One Thing Makes Some Millionaires Happier Than Others

It is better to make millions than to inherit or marry into them. "Those who earned their wealth reported significantly greater happiness than those who primarily inherited or married into it. Of course, there are likely other differences between people who earned versus inherited their wealth that may contribute to these different levels of happiness," they wrote.

Self-Made Decamillionaires Can Buy More Happiness...By Giving It Away

In an ironic twist, the researchers found that there is one thing that decamillionaires can do to get even more happiness -- give it away.

As the researchers wrote, "Andrew Carnegie came up with one solution: He donated the vast majority of his fortune to charities, foundations and universities during the last few years of his life, keeping it from his heirs in an apparent effort to lead them to useful, worthy lives. And his solution has greater wisdom as well: Because research shows that giving to others leads to greater happiness than spending on oneself, Carnegie was also employing his wealth in a manner likely to maximize his own happiness."

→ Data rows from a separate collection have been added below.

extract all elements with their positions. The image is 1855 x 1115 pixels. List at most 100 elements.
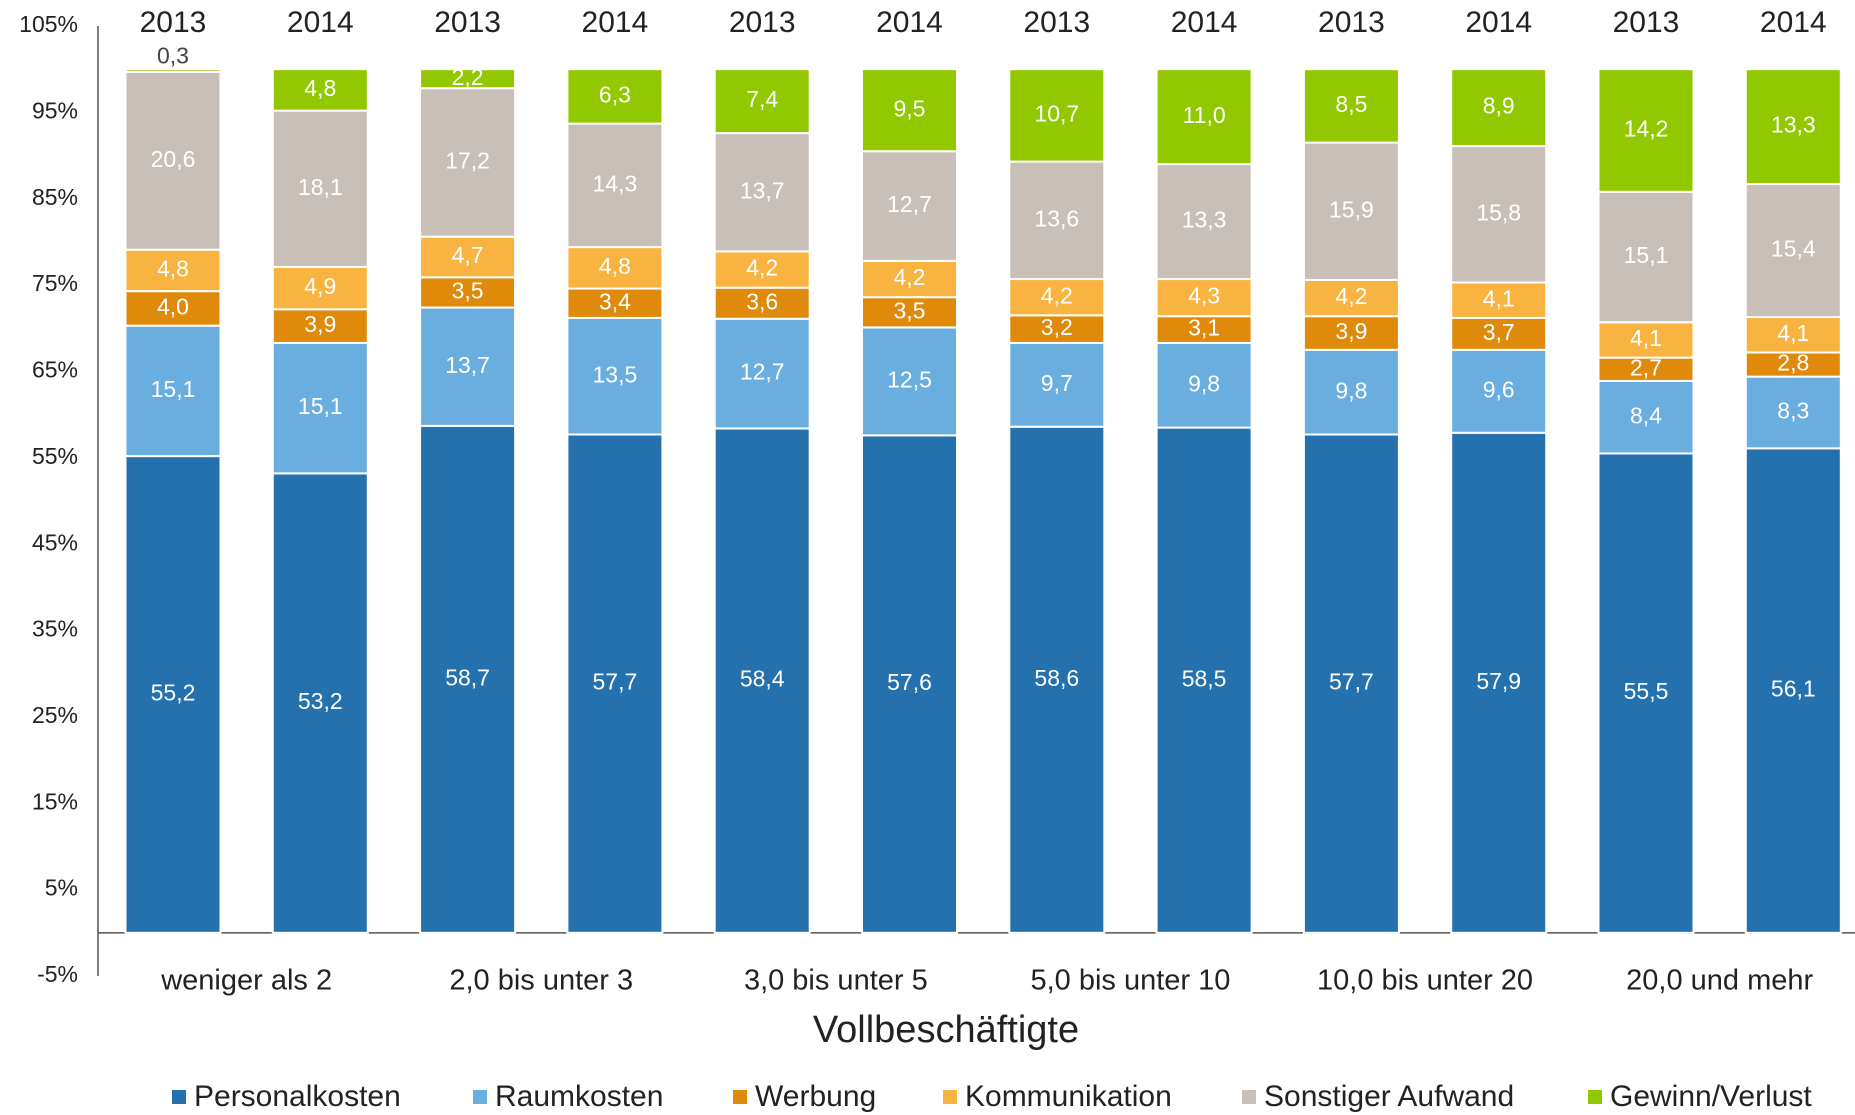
- bar-segment: [419, 306, 517, 427]
- bar-segment: [271, 308, 369, 344]
- data-label: 55,5: [1624, 678, 1669, 704]
- data-label: 4,1: [1777, 320, 1809, 346]
- bar-year-label: 2013: [434, 6, 501, 39]
- data-label: 4,7: [452, 242, 484, 268]
- y-tick-label: 45%: [32, 529, 78, 555]
- data-label: 9,6: [1483, 376, 1515, 402]
- data-label: 13,3: [1771, 112, 1816, 138]
- bar-segment: [271, 341, 369, 475]
- data-label: 11,0: [1183, 102, 1226, 128]
- bar-segment: [124, 455, 222, 934]
- bar-segment: [1008, 68, 1106, 163]
- data-label: 3,6: [746, 288, 778, 314]
- legend-swatch: [473, 1090, 487, 1104]
- bar-year-label: 2013: [140, 6, 207, 39]
- data-label: 4,2: [894, 264, 926, 290]
- bar-segment: [1450, 348, 1548, 434]
- bar-segment: [566, 316, 664, 436]
- data-label: 9,8: [1335, 377, 1367, 403]
- data-label: 15,4: [1771, 236, 1816, 262]
- y-tick-label: 65%: [32, 357, 78, 383]
- data-label: 4,3: [1188, 283, 1220, 309]
- bar-segment: [861, 150, 958, 262]
- bar-segment: [713, 427, 811, 934]
- data-label: 4,8: [157, 255, 189, 281]
- bar-segment: [1744, 447, 1842, 934]
- data-label: 3,2: [1041, 314, 1073, 340]
- data-label: 6,3: [599, 81, 631, 107]
- data-label: 3,9: [1335, 318, 1367, 344]
- data-label: 3,4: [599, 288, 631, 314]
- bar-segment: [1450, 145, 1548, 284]
- legend-swatch: [943, 1090, 957, 1104]
- bar-segment: [1302, 348, 1400, 436]
- data-label: 4,2: [1335, 283, 1367, 309]
- bar-year-label: 2013: [1318, 6, 1385, 39]
- data-label: 4,2: [746, 255, 778, 281]
- legend-label: Gewinn/Verlust: [1610, 1080, 1812, 1113]
- data-label: 4,8: [599, 253, 631, 279]
- group-label: weniger als 2: [160, 965, 332, 997]
- data-label: 8,5: [1335, 91, 1367, 117]
- bar-segment: [861, 296, 958, 329]
- group-label: 5,0 bis unter 10: [1030, 965, 1230, 997]
- data-label: 13,7: [445, 352, 490, 378]
- data-label: 20,6: [151, 146, 196, 172]
- data-label: 57,7: [1329, 669, 1374, 695]
- bar-segment: [271, 68, 369, 112]
- data-label: 7,4: [746, 86, 778, 112]
- bar-segment: [1597, 321, 1695, 359]
- bar-segment: [419, 235, 517, 279]
- bar-segment: [1597, 190, 1695, 324]
- bar-segment: [1744, 351, 1842, 378]
- data-label: 12,7: [887, 191, 932, 217]
- bar-year-label: 2013: [1023, 6, 1090, 39]
- y-tick-label: 25%: [32, 702, 78, 728]
- bar-segment: [1450, 68, 1548, 148]
- bar-segment: [1450, 316, 1548, 351]
- data-label: 13,6: [1034, 205, 1079, 231]
- bar-segment: [1302, 278, 1400, 318]
- bar-segment: [271, 265, 369, 311]
- data-label: 14,3: [593, 170, 638, 196]
- legend-swatch: [733, 1090, 747, 1104]
- data-label: 10,7: [1034, 100, 1079, 126]
- bar-segment: [713, 68, 811, 135]
- y-tick-label: -5%: [37, 961, 78, 987]
- data-label: 9,5: [894, 95, 926, 121]
- data-label: 55,2: [151, 680, 196, 706]
- data-label: 12,7: [740, 359, 785, 385]
- y-tick-label: 85%: [32, 184, 78, 210]
- data-label: 8,3: [1777, 398, 1809, 424]
- data-label: 15,8: [1476, 199, 1521, 225]
- bar-year-label: 2014: [1171, 6, 1238, 39]
- data-label: 4,8: [304, 75, 336, 101]
- data-label: 15,1: [298, 393, 343, 419]
- x-axis-title: Vollbeschäftigte: [813, 1009, 1079, 1051]
- bar-segment: [1597, 452, 1695, 934]
- legend-swatch: [1242, 1090, 1256, 1104]
- bar-segment: [1008, 160, 1106, 281]
- data-label: 2,8: [1777, 350, 1809, 376]
- data-label: 58,5: [1182, 665, 1227, 691]
- y-tick-label: 35%: [32, 616, 78, 642]
- data-label: 57,9: [1476, 668, 1521, 694]
- bar-year-label: 2014: [1465, 6, 1532, 39]
- bar-segment: [566, 122, 664, 249]
- data-label: 53,2: [298, 688, 343, 714]
- data-label: 15,1: [151, 376, 196, 402]
- data-label: 9,7: [1041, 370, 1073, 396]
- y-tick-label: 55%: [32, 443, 78, 469]
- bar-year-label: 2013: [729, 6, 796, 39]
- group-label: 3,0 bis unter 5: [744, 965, 928, 997]
- data-label: 4,9: [304, 273, 336, 299]
- group-label: 20,0 und mehr: [1626, 965, 1813, 997]
- bar-segment: [419, 276, 517, 309]
- legend-label: Kommunikation: [965, 1080, 1172, 1113]
- bar-segment: [861, 326, 958, 437]
- bar-segment: [861, 68, 958, 153]
- data-label: 0,3: [157, 42, 189, 68]
- bar-year-label: 2014: [1760, 6, 1827, 39]
- bar-segment: [566, 433, 664, 934]
- bar-segment: [713, 132, 811, 253]
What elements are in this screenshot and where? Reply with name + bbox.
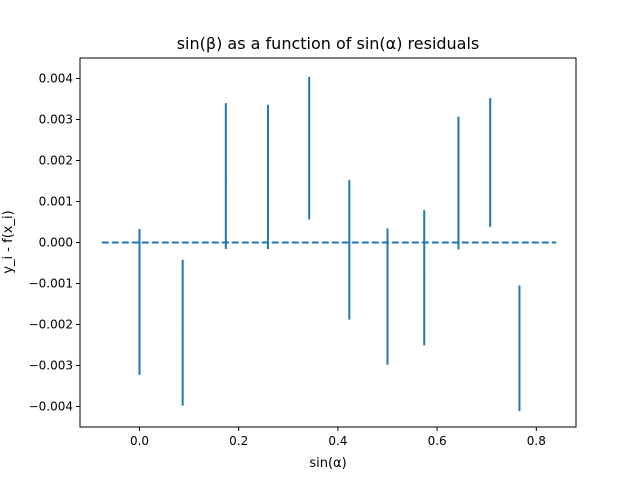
data-point (138, 300, 141, 303)
plot-layer (101, 76, 557, 412)
y-tick-label: 0.002 (39, 154, 73, 168)
y-tick-label: 0.001 (39, 195, 73, 209)
data-point (224, 175, 227, 178)
chart-title: sin(β) as a function of sin(α) residuals (177, 34, 480, 53)
y-tick-label: 0.000 (39, 236, 73, 250)
data-point (386, 295, 389, 298)
x-tick-label: 0.2 (229, 434, 248, 448)
x-tick-label: 0.6 (428, 434, 447, 448)
data-point (457, 182, 460, 185)
y-axis-label: y_i - f(x_i) (1, 210, 16, 273)
data-point (423, 276, 426, 279)
x-axis-label: sin(α) (309, 456, 346, 471)
y-tick-label: −0.003 (29, 359, 73, 373)
data-point (308, 147, 311, 150)
data-point (348, 248, 351, 251)
y-tick-label: −0.001 (29, 277, 73, 291)
y-tick-label: −0.004 (29, 400, 73, 414)
data-point (518, 347, 521, 350)
y-tick-label: 0.004 (39, 72, 73, 86)
x-tick-label: 0.8 (527, 434, 546, 448)
data-point (266, 175, 269, 178)
x-axis: 0.0 0.2 0.4 0.6 0.8 (130, 427, 546, 448)
y-tick-label: −0.002 (29, 318, 73, 332)
y-axis: −0.004 −0.003 −0.002 −0.001 0.000 0.001 0.002 0… (29, 72, 80, 414)
data-point (181, 331, 184, 334)
y-tick-label: 0.003 (39, 113, 73, 127)
x-tick-label: 0.0 (130, 434, 149, 448)
x-tick-label: 0.4 (328, 434, 347, 448)
data-point (489, 161, 492, 164)
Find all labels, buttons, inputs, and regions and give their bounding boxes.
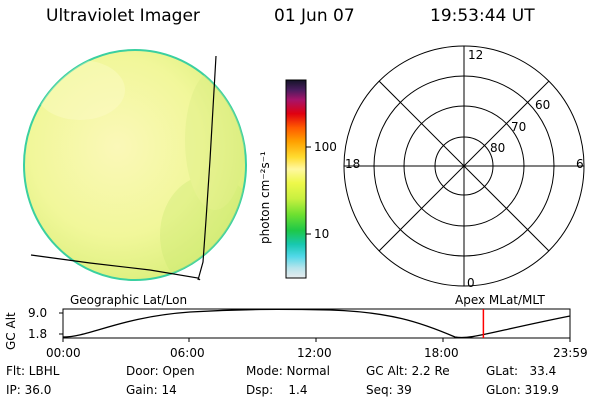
altitude-ytick-1-8: 1.8 <box>28 327 48 341</box>
colorbar-unit-label: photon cm⁻²s⁻¹ <box>258 151 272 244</box>
mlt-label-12: 12 <box>468 48 484 62</box>
ip-info: IP: 36.0 <box>6 383 52 397</box>
glat-info: GLat: 33.4 <box>486 364 557 378</box>
apex-label: Apex MLat/MLT <box>455 293 545 307</box>
altitude-curve <box>62 308 571 339</box>
altitude-plot <box>59 308 571 342</box>
geographic-label: Geographic Lat/Lon <box>70 293 188 307</box>
mlt-label-0: 0 <box>467 276 475 290</box>
instrument-title: Ultraviolet Imager <box>46 6 200 26</box>
glon-info: GLon: 319.9 <box>486 383 559 397</box>
time-tick-1800: 18:00 <box>424 346 459 360</box>
door-info: Door: Open <box>126 364 195 378</box>
mode-info: Mode: Normal <box>246 364 330 378</box>
observation-date: 01 Jun 07 <box>274 6 355 26</box>
gain-info: Gain: 14 <box>126 383 177 397</box>
polar-plot <box>343 45 585 287</box>
mlt-label-6: 6 <box>576 157 584 171</box>
mlat-label-80: 80 <box>490 141 506 155</box>
mlt-label-18: 18 <box>345 157 361 171</box>
earth-disk-image <box>23 49 247 281</box>
mlat-label-70: 70 <box>511 120 527 134</box>
observation-time: 19:53:44 UT <box>430 6 535 26</box>
time-tick-2359: 23:59 <box>553 346 588 360</box>
dsp-info: Dsp: 1.4 <box>246 383 308 397</box>
filter-info: Flt: LBHL <box>6 364 60 378</box>
altitude-ylabel: GC Alt <box>4 312 18 350</box>
colorbar <box>285 79 311 279</box>
time-tick-0600: 06:00 <box>170 346 205 360</box>
colorbar-tick-10: 10 <box>314 227 330 241</box>
time-tick-1200: 12:00 <box>297 346 332 360</box>
mlat-label-60: 60 <box>535 98 551 112</box>
seq-info: Seq: 39 <box>366 383 412 397</box>
time-tick-0000: 00:00 <box>46 346 81 360</box>
altitude-ytick-9: 9.0 <box>28 306 48 320</box>
colorbar-tick-100: 100 <box>314 140 337 154</box>
gc-alt-info: GC Alt: 2.2 Re <box>366 364 450 378</box>
latitude-line <box>30 254 201 281</box>
longitude-line <box>197 55 217 281</box>
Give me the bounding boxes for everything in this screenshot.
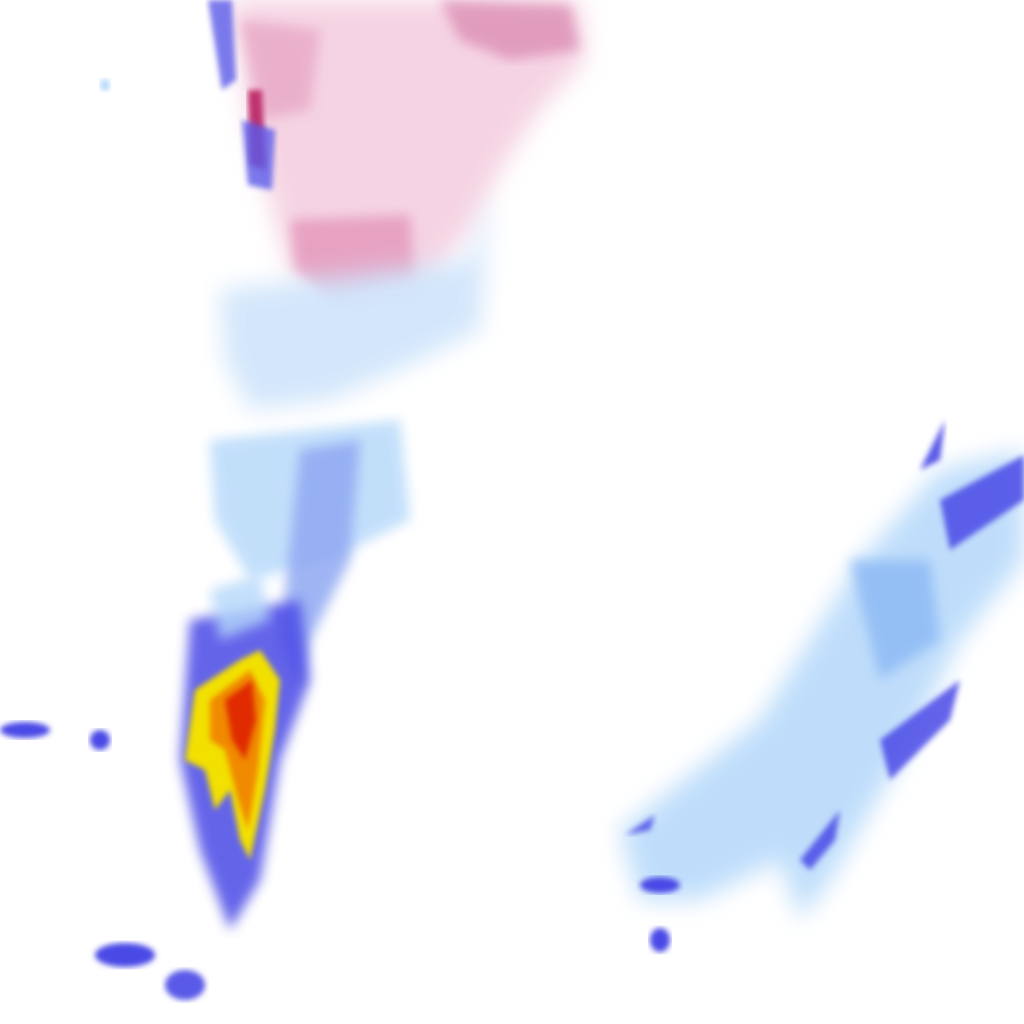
heavy-rain-cell [185,650,280,860]
rain-region-southeast [620,420,1024,952]
snow-region-north [230,0,585,300]
rain-region-north-edge [208,0,275,190]
rain-fragments-west [0,79,205,1000]
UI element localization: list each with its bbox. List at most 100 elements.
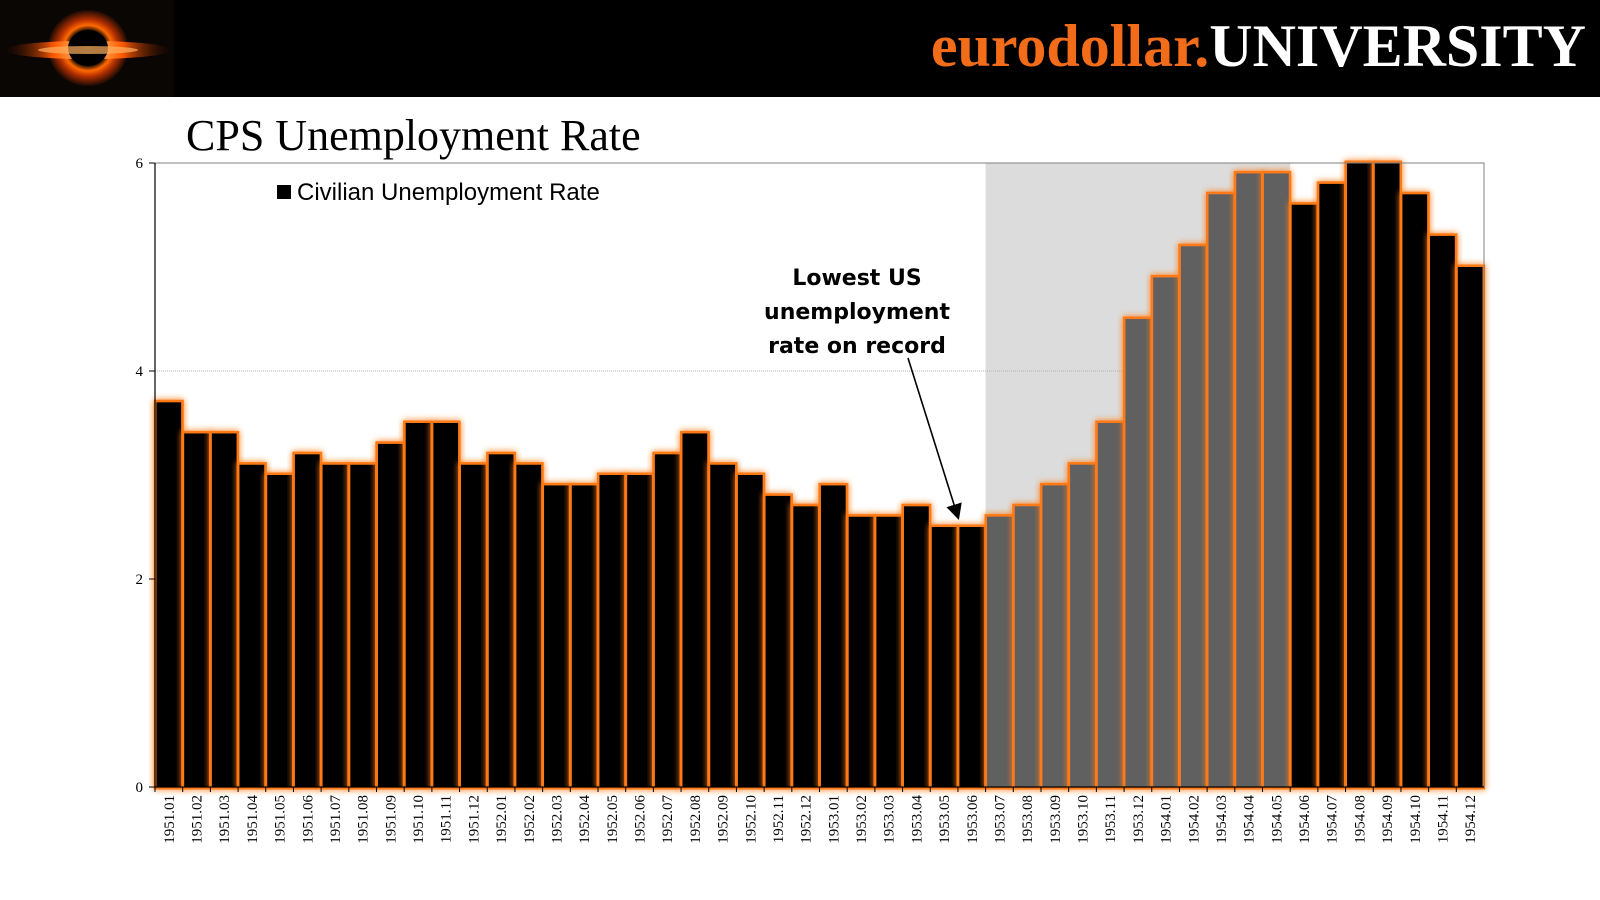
bar-1952.04 [571,485,597,787]
bar-1953.10 [1070,464,1095,787]
y-tick-label: 4 [136,364,144,380]
x-tick-label: 1952.03 [549,795,565,844]
x-tick-label: 1952.11 [771,795,787,843]
bar-1954.10 [1402,194,1428,787]
bar-1951.03 [211,433,237,787]
x-tick-label: 1953.02 [854,795,870,844]
brand-title-eurodollar: eurodollar. [930,13,1210,79]
bar-1954.12 [1457,267,1483,787]
bar-1953.03 [876,516,902,787]
x-tick-label: 1952.09 [716,795,732,844]
bar-1952.05 [599,475,625,787]
annotation-text-line: Lowest US [792,266,921,291]
bar-1953.04 [903,506,929,787]
x-tick-label: 1952.08 [688,795,704,844]
y-tick-label: 0 [136,780,144,796]
bar-1951.08 [350,464,376,787]
y-tick-label: 2 [136,572,144,588]
x-tick-label: 1953.09 [1048,795,1064,844]
x-tick-label: 1954.05 [1269,795,1285,844]
annotation-text-line: unemployment [764,300,950,325]
bar-1953.12 [1125,319,1151,787]
bar-1952.10 [737,475,763,787]
x-tick-label: 1952.05 [605,795,621,844]
chart-title: CPS Unemployment Rate [186,111,641,160]
x-tick-label: 1954.10 [1408,795,1424,844]
x-tick-label: 1954.06 [1297,795,1313,844]
x-tick-label: 1954.12 [1463,795,1479,844]
x-tick-label: 1951.02 [190,795,206,844]
x-tick-label: 1954.04 [1242,795,1258,844]
x-tick-label: 1951.09 [383,795,399,844]
bar-1953.11 [1097,423,1123,787]
bar-1952.01 [488,454,514,787]
x-tick-label: 1952.04 [577,795,593,844]
x-tick-label: 1953.03 [882,795,898,844]
bar-1951.09 [377,443,403,787]
bar-1953.06 [959,527,985,787]
bar-1954.06 [1291,204,1317,788]
bar-1951.10 [405,423,431,787]
bar-1952.06 [627,475,652,787]
x-tick-label: 1952.06 [633,795,649,844]
bar-1954.01 [1153,277,1179,787]
bar-1951.06 [294,454,320,787]
bar-1953.01 [820,485,846,787]
bar-1953.08 [1014,506,1040,787]
bar-1951.04 [239,464,265,787]
brand-title: eurodollar.UNIVERSITY [931,10,1586,82]
x-tick-label: 1954.08 [1352,795,1368,844]
bar-1953.05 [931,527,957,787]
bar-1951.01 [156,402,182,787]
x-tick-label: 1954.11 [1435,795,1451,843]
x-tick-label: 1952.10 [743,795,759,844]
bar-1953.07 [987,516,1012,787]
bar-1952.09 [710,464,736,787]
bar-1952.07 [654,454,680,787]
x-tick-label: 1954.07 [1325,795,1341,844]
bar-1952.08 [682,433,708,787]
bar-1954.02 [1180,246,1206,787]
bar-1951.05 [267,475,293,787]
bar-1953.02 [848,516,874,787]
bar-1951.11 [433,423,459,787]
annotation-text-line: rate on record [768,334,946,359]
x-tick-label: 1954.01 [1159,795,1175,844]
x-tick-label: 1952.12 [799,795,815,844]
x-tick-label: 1951.06 [300,795,316,844]
x-tick-label: 1951.08 [356,795,372,844]
header-bar: eurodollar.UNIVERSITY [0,0,1600,97]
black-hole-logo-icon [0,0,174,97]
x-tick-label: 1953.01 [826,795,842,844]
bar-1954.09 [1374,163,1400,787]
x-tick-label: 1953.12 [1131,795,1147,844]
annotation-arrow [907,357,962,521]
x-tick-label: 1953.10 [1076,795,1092,844]
bar-1954.04 [1236,173,1262,787]
x-tick-label: 1951.04 [245,795,261,844]
x-tick-label: 1951.03 [217,795,233,844]
black-hole-logo-graphic [0,0,174,97]
x-tick-label: 1951.11 [439,795,455,843]
x-tick-label: 1952.07 [660,795,676,844]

Bill Gates And Warren Buffett are among over 170 other millionaires and billionaires are following in Carnegie's footsteps. These folks have signed on to "The Giving Pledge, a campaign started in 2010 by Bill Gates and Warren Buffett to encourage the wealthy to contribute a majority of their wealth to philanthropic causes. Our research suggests that this strategy has benefits not only for the recipients of that charity, but for the wealthy and their heirs as well," write Donnelly and Norton.